Sans suprise, je ne partage pas les opinions exprimées par Jms.  Leur publication est une illustration de la conviction  que " le débat enrichit, il laisse libre, il met en lien. Il nous aide à devenir des chrétiens responsables."
Pour ma part, je ne peux m'accomoder de cette "hémorragie silencieuse" de celles et ceux qui  quittent l'Eglise sur la ponte des pieds. C'est une ardente nécessité , peu confortable il est vrai, de rester dans la fidélité au Christ ET de chercher comment transmettre aujourd'hui son message d'une façon audible par nos contemporains. J'apprécie de trouver ici matière à reflexion , appel à la liberté.
CT

jemecabre

qui parle de" s'accommoder de cette hémorragie silencieuse"? Nous en souffrons tous, en particulier ceux qui ont décidé de se battre de l'intérieur plutôt que de faire sécession…

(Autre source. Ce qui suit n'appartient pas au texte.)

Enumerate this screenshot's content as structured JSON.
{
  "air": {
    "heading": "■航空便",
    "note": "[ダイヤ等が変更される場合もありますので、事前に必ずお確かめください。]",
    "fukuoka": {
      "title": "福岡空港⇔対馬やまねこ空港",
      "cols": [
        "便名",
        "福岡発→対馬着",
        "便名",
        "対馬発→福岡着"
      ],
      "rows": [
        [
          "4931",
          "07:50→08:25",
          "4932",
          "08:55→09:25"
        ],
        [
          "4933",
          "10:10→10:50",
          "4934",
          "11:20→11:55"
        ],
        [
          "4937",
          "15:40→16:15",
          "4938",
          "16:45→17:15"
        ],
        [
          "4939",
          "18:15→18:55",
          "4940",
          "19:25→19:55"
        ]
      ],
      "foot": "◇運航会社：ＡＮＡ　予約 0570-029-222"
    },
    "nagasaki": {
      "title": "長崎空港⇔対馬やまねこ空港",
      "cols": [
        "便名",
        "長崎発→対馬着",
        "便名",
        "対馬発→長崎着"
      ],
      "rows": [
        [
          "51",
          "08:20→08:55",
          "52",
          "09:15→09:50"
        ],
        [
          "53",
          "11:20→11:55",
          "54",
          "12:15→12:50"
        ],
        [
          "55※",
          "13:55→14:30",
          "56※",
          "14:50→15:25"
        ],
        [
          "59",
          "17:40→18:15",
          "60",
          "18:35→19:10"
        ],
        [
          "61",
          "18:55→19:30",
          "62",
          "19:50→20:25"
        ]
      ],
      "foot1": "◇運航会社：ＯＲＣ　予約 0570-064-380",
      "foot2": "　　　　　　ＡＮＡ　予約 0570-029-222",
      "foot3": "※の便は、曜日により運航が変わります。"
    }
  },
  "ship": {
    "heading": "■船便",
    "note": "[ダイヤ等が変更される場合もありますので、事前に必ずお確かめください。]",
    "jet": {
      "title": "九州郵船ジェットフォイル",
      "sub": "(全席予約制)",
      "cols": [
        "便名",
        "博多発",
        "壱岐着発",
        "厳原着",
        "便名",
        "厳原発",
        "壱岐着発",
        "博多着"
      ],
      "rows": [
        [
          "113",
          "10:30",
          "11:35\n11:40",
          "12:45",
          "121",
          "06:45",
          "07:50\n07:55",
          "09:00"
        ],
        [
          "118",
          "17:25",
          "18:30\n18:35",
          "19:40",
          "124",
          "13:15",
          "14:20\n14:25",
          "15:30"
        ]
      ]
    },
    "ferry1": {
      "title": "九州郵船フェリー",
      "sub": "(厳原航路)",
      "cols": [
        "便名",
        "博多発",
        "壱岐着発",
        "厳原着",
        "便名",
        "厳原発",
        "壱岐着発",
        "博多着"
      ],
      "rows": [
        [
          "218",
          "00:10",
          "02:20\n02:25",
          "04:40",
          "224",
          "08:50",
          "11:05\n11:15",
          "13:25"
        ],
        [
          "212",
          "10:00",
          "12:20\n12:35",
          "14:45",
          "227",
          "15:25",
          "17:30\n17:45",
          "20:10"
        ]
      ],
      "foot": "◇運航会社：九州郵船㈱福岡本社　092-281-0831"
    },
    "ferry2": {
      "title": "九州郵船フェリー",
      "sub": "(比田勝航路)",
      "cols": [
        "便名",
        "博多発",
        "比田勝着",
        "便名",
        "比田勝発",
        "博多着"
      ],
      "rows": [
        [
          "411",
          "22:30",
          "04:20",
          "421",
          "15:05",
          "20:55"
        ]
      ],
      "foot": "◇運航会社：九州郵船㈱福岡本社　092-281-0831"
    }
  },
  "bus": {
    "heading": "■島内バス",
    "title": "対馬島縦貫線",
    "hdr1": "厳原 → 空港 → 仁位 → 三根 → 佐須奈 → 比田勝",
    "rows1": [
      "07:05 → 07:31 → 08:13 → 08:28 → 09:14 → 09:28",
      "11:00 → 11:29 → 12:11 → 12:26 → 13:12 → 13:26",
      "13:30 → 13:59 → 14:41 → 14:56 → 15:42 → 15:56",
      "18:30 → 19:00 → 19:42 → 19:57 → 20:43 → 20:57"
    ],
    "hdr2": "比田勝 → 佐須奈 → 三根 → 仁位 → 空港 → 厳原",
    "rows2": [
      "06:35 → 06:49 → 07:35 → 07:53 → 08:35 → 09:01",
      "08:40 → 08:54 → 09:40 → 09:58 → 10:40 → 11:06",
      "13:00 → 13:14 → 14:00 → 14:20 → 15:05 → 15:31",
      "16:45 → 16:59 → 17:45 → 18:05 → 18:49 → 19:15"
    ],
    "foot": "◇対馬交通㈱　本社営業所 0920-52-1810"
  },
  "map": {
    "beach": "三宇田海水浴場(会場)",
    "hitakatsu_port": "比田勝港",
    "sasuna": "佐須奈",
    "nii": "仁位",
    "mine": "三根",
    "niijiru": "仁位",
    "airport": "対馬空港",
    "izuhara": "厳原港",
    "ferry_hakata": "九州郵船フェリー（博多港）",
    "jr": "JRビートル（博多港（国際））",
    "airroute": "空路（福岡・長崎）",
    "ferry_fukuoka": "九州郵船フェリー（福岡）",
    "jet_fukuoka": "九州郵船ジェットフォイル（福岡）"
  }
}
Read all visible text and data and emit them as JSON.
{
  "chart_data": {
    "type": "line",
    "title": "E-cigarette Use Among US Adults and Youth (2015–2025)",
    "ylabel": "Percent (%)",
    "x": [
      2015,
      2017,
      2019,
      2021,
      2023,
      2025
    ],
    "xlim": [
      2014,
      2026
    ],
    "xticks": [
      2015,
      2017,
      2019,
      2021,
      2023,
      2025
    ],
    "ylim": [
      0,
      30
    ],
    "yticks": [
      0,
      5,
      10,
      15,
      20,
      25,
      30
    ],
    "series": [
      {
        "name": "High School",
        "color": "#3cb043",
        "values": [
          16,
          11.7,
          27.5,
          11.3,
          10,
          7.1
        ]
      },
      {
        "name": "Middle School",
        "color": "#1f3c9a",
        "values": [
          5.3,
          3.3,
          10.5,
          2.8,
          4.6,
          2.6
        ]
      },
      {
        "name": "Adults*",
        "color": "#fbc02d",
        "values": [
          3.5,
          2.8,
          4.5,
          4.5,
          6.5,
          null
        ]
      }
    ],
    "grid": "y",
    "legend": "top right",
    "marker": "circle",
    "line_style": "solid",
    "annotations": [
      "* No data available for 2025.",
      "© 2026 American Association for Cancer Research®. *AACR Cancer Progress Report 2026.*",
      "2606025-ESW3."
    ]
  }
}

Vous parlez comme si l'origine du départ de son Eglise de nos frères dans le Christ, n'était dû qu'à ceux qui fréquentaient les églises, à leurs pasteurs, et à leurs sermons mièvres,...
Vous ignorez d'une manière manifeste l'ambiance générale de cette fin XXème - début XXIème siècle, toute orientée vers le matérialisme, l'hédonisme, le goût de l'argent, la facilité, autant de "valeurs" qui ne sont pas prônées dans notre Eglise. Y entendant des propos qui ne leur conviennent pas car les mettant en face de leurs contradictions et leur demandant des efforts, ils préfèrent, mettons par honnêteté, partir. Ce n'est pas l'enseignement du Christ et de l'Eglise qu'il faut changer, c'est aux cœurs et aux oreilles de ceux auquel il s'adresse, de se mettre à l'écoute. "Nul ne va vers le Père sans passer par Moi".